Many Victorian authors, including Lewis Carroll, Elizabeth Gaskell, Thomas Carlyle, and Charlotte Brontë, criticize class prejudice. For example, in North and South, Gaskell reveals her dislike of rigid social stratification by presenting a positive example of class relations in Mr. Hale's treatment of the Margaret's working-class friend, Nicholas Higgins:
Hale treated all his fellow-creatures alike — it never entered into his head to make and difference because of their rank. He placed a chair for Nicholas, stood up till he, at Mr. Hales request, took a seat; and called him, in variable, "Mr. Higgins," instead of the curt "Nicholas" or "Higgins," to which the "drunken infidel weaver" had been accustomed. But Nicholas was neither an habitual drunkard nor a thorough infidel. He drank to drown care, as he would have himself expressed it: and he was infidel so far as he had never yet found any form of faith to which he could attach himself, heart and soul. Margaret was a little surprised, and very much pleased, when she found her father and Higgins in earnest conversation, each speaking with gentle politeness to the other, however their opinions might clash. Nicholas — clean, tidied (if only at the pump-trough), and quiet spoken — was a new creature to her, who had only seen him in the rough independence of his own hearthstone. 
Gaskell presents Hale as the ideal. He sees the man before he sees his social position; the person behind the title. Margaret held extreme prejudices against the North, particularly against the tradesmen, at the beginning of the novel. Now she truly appreciates her father's fairness. Later in the book, she teaches Mr. Thornton that "all men are created equal." Gaskell attempts to pass that same idea on to her reader.
Like Gaskell, Charlotte Brontë illustrates the harmfulness of distinctions between class, though in Jane Eyre, she does so on a much more limited level. One can see simply from the plot of the story that she intends to nullify the differences between the various social circles. The story line charts the progress of Jane as she starts at the bottom of the social scale as an orphan living off her aunt's charity and eventually, with "virtuous integrity, keen intellect and tireless perseverance broke through class barriers to win equal stature with the man she loved." (Bantam Books, Jane Eyre)
Brontë, by choosing the profession of governess for Jane, allowed her audience to see life from both the servant's point of view and the aristocracy's point of view by means of a critical, cultured, and articulate character. The uncertain social status of governesses made the role a difficult one as the following historical description points out:
The governess in the nineteenth century personified a life of intense misery. She was also that most unfortunate individual; the single, middle-class woman who had to earn her own living. Although being a governess might be a degradation, employing one was a sign of culture and means. . . . The psychological situation of the governess made her position unenviable. Her presence created practical difficulties within the Victorian home because she was neither a servant nor a member of the family.
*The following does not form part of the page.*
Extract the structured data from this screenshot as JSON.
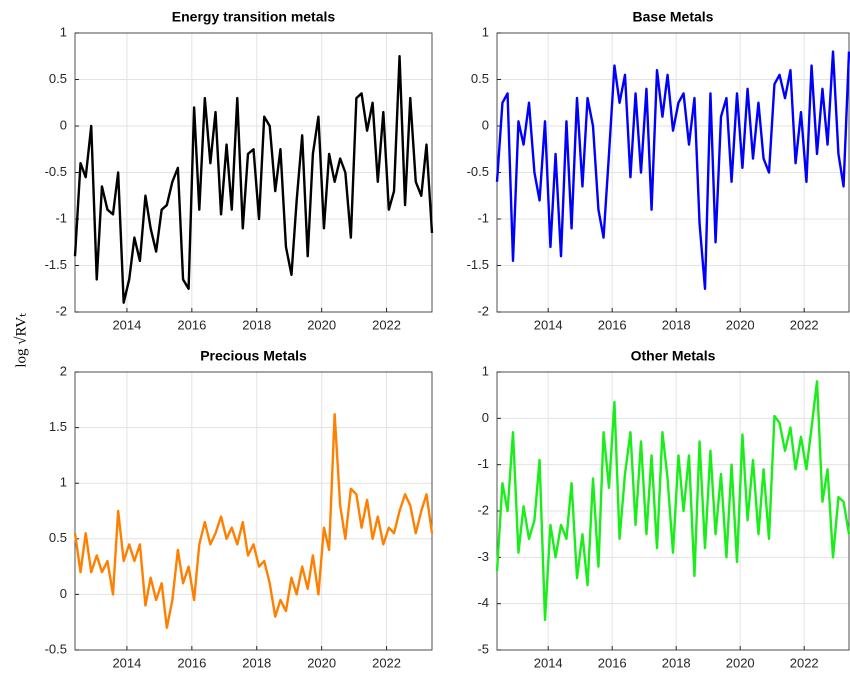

She was from the social level of the family, but the fact that she was paid a salary put her at the economic level of the servants. (Bonnie G. Smith, "Chapter 5: The Domestic Sphere in the Victorian Age," Changing Lives]
Only the salary of the governess and her usually low family position keeps her from being considered part of the culturally elite. The same holds true for the tradesman from Gaskell's North and South. They do not lack potential or intellect anymore than the aristocracy do. Brontë and Gaskell successfully break down the barriers and prove what people from the lower classes can possibly achieve.
The two authors use the same technique to show how the differences between class fall away. They pay specific attention to changes in names and labels and demonstrate that only labels truly differentiate the worker from aristocracy. Gaskell talks about how Mr. Hale calls Higgins "Mr. Higgins" rather than anything else and she goes on to prove the invalidity of using the label of "drunken infidel weaver" to describe him. Further on in the novel, as Thornton comes to accept his worker as equal human beings, his label for them switches from "hands" to "men." The identical thing happens in Jane Eyre. As Jane gains equal footing with Rochester, he demands that she calls him "Edward" rather than "sir." The manipulation of names reveals the shallow basis for social structure, thus confirming Brontë and Gaskell's ideas on the negativity of class prejudice.